People Killed in Two 737 Max Crashes, Not Victims, US Attorney General Says

February 8, 2022 / 2 Comments

False claims Boeing made to the Federal Aviation Administration about a critical system on its 737 MAX airplane may have led to a fatally flawed product being sold to airlines around the globe. In the legal world, however, it doesn’t necessarily follow that the people killed in two subsequent air crashes are victims, according to a legal filing by Kenneth Polite, US Assistant Attorney General Criminal Division in a Texas courtroom on Tuesday.

The law surely allows lawyers like Mr. Polite and his boss, Attorney General Merrick Garland, to argue over semantics but when it comes to who is impacted on the most fundamental level by the twin disasters in October 2018 and March 2019, any reasonable person would have to agree, it is the families of the 346 people who died.

“I would like someone in the U.S. Justice Department to spend one day in the life of my 6-year-old daughter and have them dare tell me she is not a victim of Boeing’s crimes,” said Naoise Ryan, whose husband Mick died in the crash of Ethiopian Airlines Flight 302.

In early January 2021, Federal prosecutors ended a criminal investigation into Boeing’s chicanery during the certification of the MAX, its newest iteration of the 737 by offering the planemaker a plea deal. Boeing would pay a fine, promise to behave better and, if after three years it met those terms, it would face no further penalty.

Families learned about the deal in a press release only when the deal became final. The news came as a shock because all along they had been told there was no criminal investigation.

Now more than a dozen families are trying to have the Federal Judge in Fort Worth, Texas reopen the deal claiming it was negotiated without their knowledge in violation of the Crime Victims Rights Act.

Tuesday’s filing raises the seemingly simple question; are Ryan and her children Boeing’s victims?

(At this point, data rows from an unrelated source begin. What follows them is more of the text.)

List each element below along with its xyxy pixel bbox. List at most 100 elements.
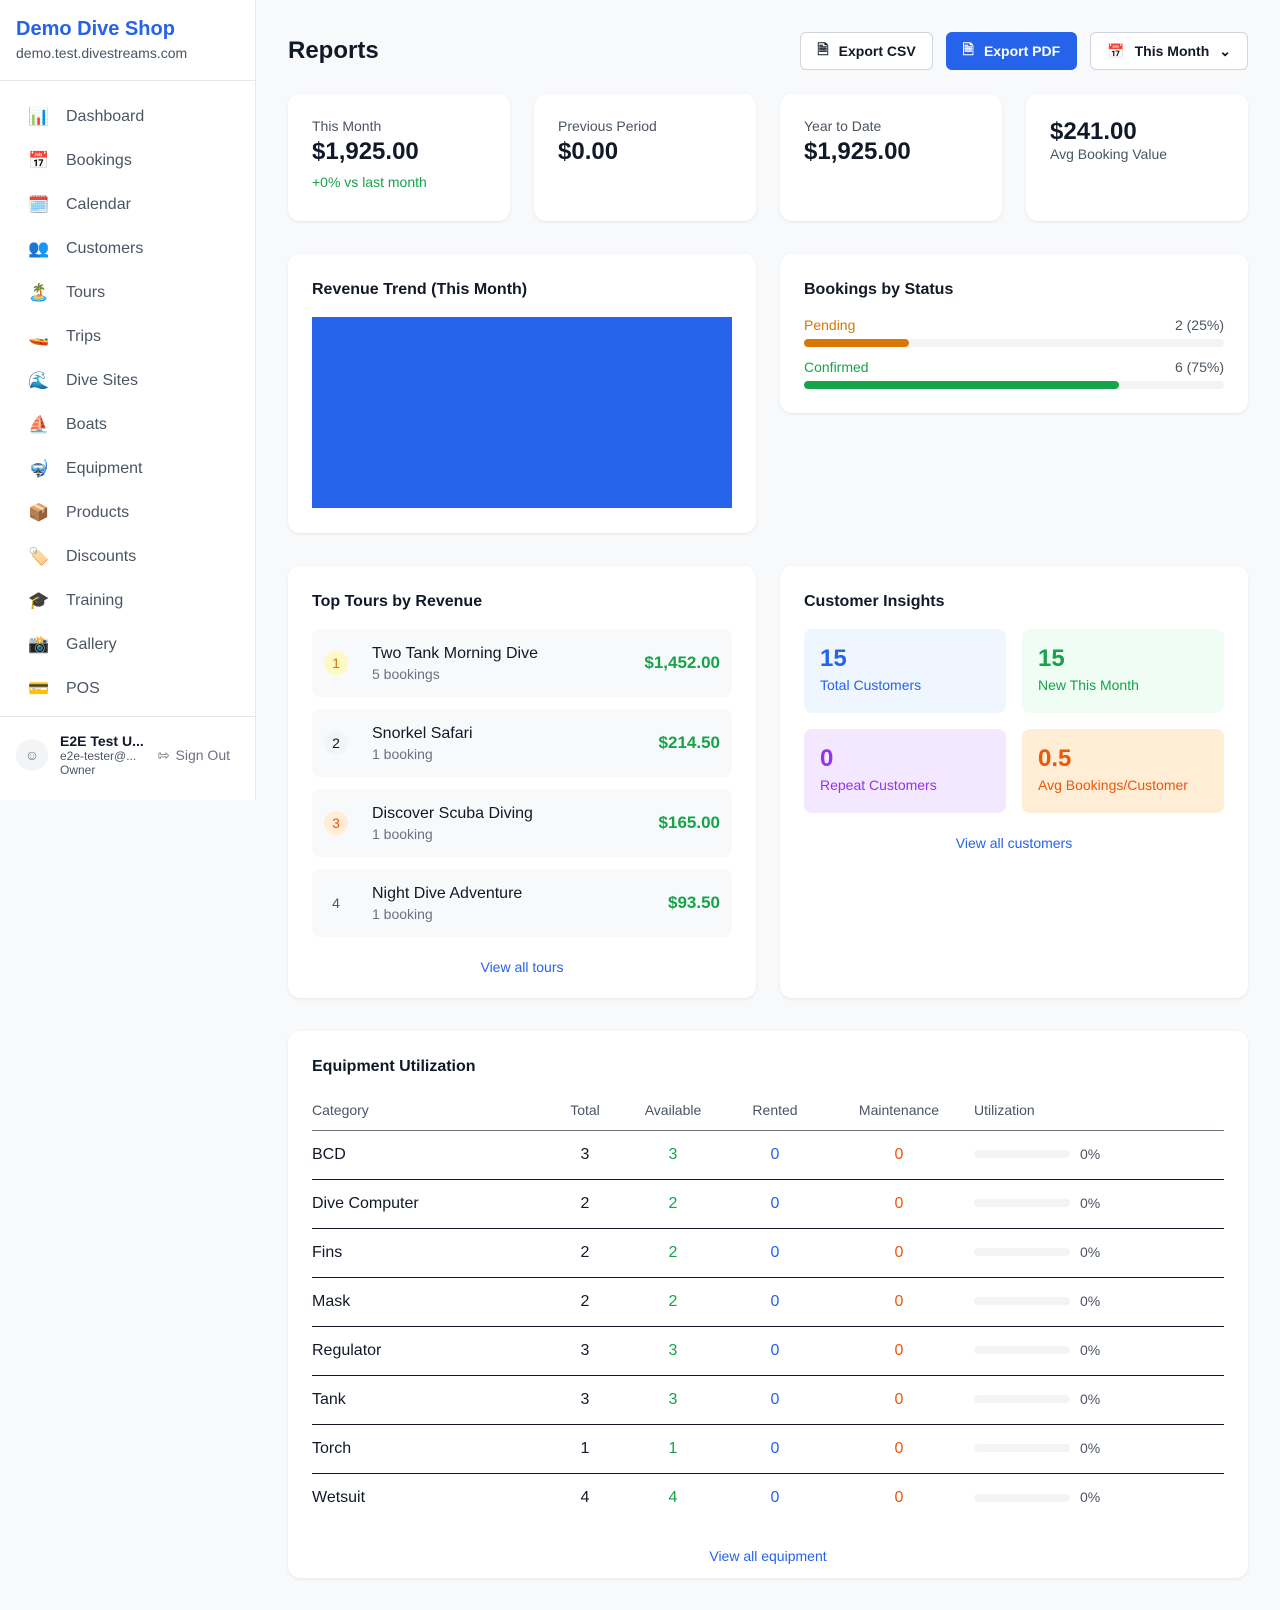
sidebar-item-bookings[interactable]: 📅 Bookings bbox=[0, 139, 255, 183]
utilization-percent: 0% bbox=[1080, 1292, 1101, 1309]
cell-available: 3 bbox=[620, 1326, 726, 1376]
sidebar-item-equipment[interactable]: 🤿 Equipment bbox=[0, 447, 255, 491]
cell-category: Wetsuit bbox=[312, 1488, 366, 1506]
sidebar-item-label: Trips bbox=[66, 328, 101, 345]
view-all-tours-link[interactable]: View all tours bbox=[480, 959, 564, 975]
column-header-rented[interactable]: Rented bbox=[726, 1090, 824, 1131]
cell-rented: 0 bbox=[726, 1277, 824, 1327]
tour-item[interactable]: 2 Snorkel Safari 1 booking $214.50 bbox=[312, 709, 732, 777]
table-row: Tank 3 3 0 0 0% bbox=[312, 1375, 1224, 1425]
column-header-available[interactable]: Available bbox=[620, 1090, 726, 1131]
sign-out-button[interactable]: ⇰ Sign Out bbox=[158, 747, 230, 764]
cell-total: 2 bbox=[550, 1228, 620, 1278]
cell-utilization: 0% bbox=[974, 1179, 1224, 1229]
tour-revenue: $1,452.00 bbox=[644, 653, 720, 672]
utilization-percent: 0% bbox=[1080, 1341, 1101, 1358]
file-download-icon: 🗎 bbox=[962, 41, 974, 57]
user-email: e2e-tester@... bbox=[60, 749, 137, 763]
status-head: Pending 2 (25%) bbox=[804, 317, 1224, 333]
stat-cards: This Month $1,925.00 +0% vs last month P… bbox=[288, 94, 1248, 221]
discounts-icon: 🏷️ bbox=[28, 547, 50, 566]
utilization-bar bbox=[974, 1395, 1070, 1404]
stat-change: +0% vs last month bbox=[312, 174, 427, 190]
cell-maintenance: 0 bbox=[824, 1326, 974, 1376]
sidebar-item-label: Products bbox=[66, 504, 130, 521]
period-select[interactable]: 📅 This Month ⌄ bbox=[1090, 32, 1248, 70]
sidebar-item-dashboard[interactable]: 📊 Dashboard bbox=[0, 95, 255, 139]
cell-total: 2 bbox=[550, 1179, 620, 1229]
sidebar-item-customers[interactable]: 👥 Customers bbox=[0, 227, 255, 271]
utilization-bar bbox=[974, 1150, 1070, 1159]
status-track bbox=[804, 339, 1224, 347]
sidebar-item-pos[interactable]: 💳 POS bbox=[0, 667, 255, 711]
cell-maintenance: 0 bbox=[824, 1424, 974, 1474]
view-all-customers-link[interactable]: View all customers bbox=[955, 835, 1073, 851]
sidebar-item-label: Discounts bbox=[66, 548, 137, 565]
sidebar-item-trips[interactable]: 🚤 Trips bbox=[0, 315, 255, 359]
status-track bbox=[804, 381, 1224, 389]
sidebar-item-boats[interactable]: ⛵ Boats bbox=[0, 403, 255, 447]
table-row: Fins 2 2 0 0 0% bbox=[312, 1228, 1224, 1278]
sidebar-item-gallery[interactable]: 📸 Gallery bbox=[0, 623, 255, 667]
tour-item[interactable]: 1 Two Tank Morning Dive 5 bookings $1,452.0… bbox=[312, 629, 732, 697]
sign-out-icon: ⇰ bbox=[157, 746, 170, 763]
sidebar-item-tours[interactable]: 🏝️ Tours bbox=[0, 271, 255, 315]
tour-bookings: 1 booking bbox=[372, 825, 433, 842]
gallery-icon: 📸 bbox=[28, 635, 50, 654]
user-box: ☺ E2E Test U... e2e-tester@... Owner ⇰ Si… bbox=[0, 716, 255, 793]
column-header-category[interactable]: Category bbox=[312, 1090, 550, 1131]
utilization-percent: 0% bbox=[1080, 1390, 1101, 1407]
sidebar-item-label: Dive Sites bbox=[66, 372, 139, 389]
tour-bookings: 1 booking bbox=[372, 905, 433, 922]
tours-icon: 🏝️ bbox=[28, 283, 50, 302]
pos-icon: 💳 bbox=[28, 679, 50, 698]
utilization-percent: 0% bbox=[1080, 1243, 1101, 1260]
card-title: Bookings by Status bbox=[804, 281, 954, 298]
insight-value: 15 bbox=[820, 645, 847, 672]
sidebar-item-discounts[interactable]: 🏷️ Discounts bbox=[0, 535, 255, 579]
sidebar-item-label: Gallery bbox=[66, 636, 117, 653]
sidebar-item-label: Tours bbox=[66, 284, 106, 301]
stat-this-month: This Month $1,925.00 +0% vs last month bbox=[288, 94, 510, 221]
sidebar-item-training[interactable]: 🎓 Training bbox=[0, 579, 255, 623]
insight-total-customers: 15 Total Customers bbox=[804, 629, 1006, 713]
revenue-trend-card: Revenue Trend (This Month) bbox=[288, 254, 756, 533]
sidebar-item-label: Calendar bbox=[66, 196, 131, 213]
export-csv-button[interactable]: 🗎 Export CSV bbox=[800, 32, 933, 70]
tour-item[interactable]: 3 Discover Scuba Diving 1 booking $165.00 bbox=[312, 789, 732, 857]
status-count: 6 (75%) bbox=[1174, 359, 1224, 375]
cell-total: 4 bbox=[580, 1488, 590, 1506]
sidebar-item-calendar[interactable]: 🗓️ Calendar bbox=[0, 183, 255, 227]
tour-name: Night Dive Adventure bbox=[372, 884, 523, 902]
insight-value: 0 bbox=[820, 745, 834, 772]
export-pdf-button[interactable]: 🗎 Export PDF bbox=[945, 32, 1078, 70]
utilization-bar bbox=[974, 1297, 1070, 1306]
cell-rented: 0 bbox=[726, 1228, 824, 1278]
status-label: Confirmed bbox=[804, 359, 869, 375]
cell-category: Torch bbox=[312, 1424, 550, 1474]
column-header-utilization[interactable]: Utilization bbox=[974, 1090, 1224, 1131]
sidebar-item-dive-sites[interactable]: 🌊 Dive Sites bbox=[0, 359, 255, 403]
sidebar-nav: 📊 Dashboard 📅 Bookings 🗓️ Calendar 👥 Customers 🏝… bbox=[0, 81, 255, 711]
customers-icon: 👥 bbox=[28, 239, 50, 258]
tour-item[interactable]: 4 Night Dive Adventure 1 booking $93.50 bbox=[312, 869, 732, 937]
tour-rank: 4 bbox=[332, 895, 340, 911]
sidebar-item-products[interactable]: 📦 Products bbox=[0, 491, 255, 535]
column-header-maintenance[interactable]: Maintenance bbox=[824, 1090, 974, 1131]
period-label: This Month bbox=[1134, 43, 1210, 59]
sidebar-item-label: Boats bbox=[66, 416, 107, 433]
training-icon: 🎓 bbox=[28, 591, 50, 610]
card-title: Equipment Utilization bbox=[312, 1058, 476, 1075]
sidebar-item-label: Customers bbox=[66, 240, 144, 257]
stat-label: This Month bbox=[312, 118, 382, 134]
insight-new-this-month: 15 New This Month bbox=[1022, 629, 1224, 713]
utilization-percent: 0% bbox=[1080, 1488, 1101, 1505]
cell-utilization: 0% bbox=[974, 1375, 1224, 1425]
brand-name[interactable]: Demo Dive Shop bbox=[16, 18, 175, 40]
sidebar-item-label: POS bbox=[66, 680, 100, 697]
cell-total: 2 bbox=[550, 1277, 620, 1327]
view-all-equipment-link[interactable]: View all equipment bbox=[709, 1548, 827, 1564]
cell-maintenance: 0 bbox=[824, 1228, 974, 1278]
column-header-total[interactable]: Total bbox=[550, 1090, 620, 1131]
tour-info: Two Tank Morning Dive 5 bookings bbox=[372, 645, 644, 682]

And the answer from the prosecutor is no.  The victim of Boeing’s crime is the FAA.

In its filing, the Department of Justice says it could prove Boeing conspired to defraud the agency responsible for certifying the airplane. It could not necessarily prove that the fraud caused the crashes. And so, it argues, if it wanted to get Boeing to pay restitution to crash victims it had to go the plea bargain route.

Kenneth Polite Jr. Assistant Attorney General Criminal Division

“Absent the Government’s successful negotiation of the $500 million fund from Boeing through the DPA, the crash victims’ beneficiaries would not be entitled to any compensation from Boeing,” Mr. Polite argues.

When the agreement was first made public more than a year ago, Columbia Law Professor John Coffee told Corporate Crime Reporter the deal was “an egregious case and one of the worst deferred prosecution agreements I have seen.” He said it was unprecedented to have the prosecution conclude that “the misconduct was neither pervasive across the organization, nor undertaken by a large number of employees, nor facilitated by senior mismanagement.”

Several MAX families have long made it clear that their view of justice has nothing to do with the money DOJ brags about having pried from Boeing’s bank account.

Keep in mind though, that a considerably larger sum of money in the plea deal was earmarked for another class of victim, the airlines that bought but could not fly their MAX aircraft when they were grounded for nearly two years.  Airline losses were considerable and compensation was likely just what they were looking for.

But for families who wanted a thorough examination of Boeing’s deception – how high up it went and how widespread it was, being excluded from even knowing about the case meant they had no way to voice their opinion.

For that, prosecutors are sorry. “The Government apologizes for not meeting and conferring with these crash victims’ beneficiaries before entering into the DPA,” Mr. Polite writes before adding, “even though it had no legal obligation to do so.”

Paul Cassell, a law professor at the University of Utah who specializes in crime victims’ rights and who represents the families on this issue says prosecutors have invented a “nonsensical legal justification” for denying the families their rights.

They may have been ignored prior to the Boeing plea deal, but for now, the families are getting their say.

 

 

 

Categories: Flying Lessons


2 responses to “People Killed in Two 737 Max Crashes, Not Victims, US Attorney General Says”

  1. Why isn’t anyone looking into “who” the FAA Administrator was during the time this plane was in production when all the cover-ups were on going and where he went? He left his position early… six months before the first crash. Is this a coincidence? Or is this a get out of dodge before the first plane crashes? Why didn’t the FAA do nothing until the second crash? Track the people and events before the crash and you’ll have the story. There is more to the story and a reason they ruled this way. Power, politics and corruption. Time to dig deep and find the truth. It’s right in front of you.

  2. Rod Miller says:

    Beggars belief. You couldn’t make this up. You’d be laughed out of town for being out of touch with the real world.
    As KPettit says, it can all be explained by “power, politics and corruption”. Indeed, these alphabet agencies in the US (FAA, FDA, etc.) have been captured by the very industries they’re supposed to regulate.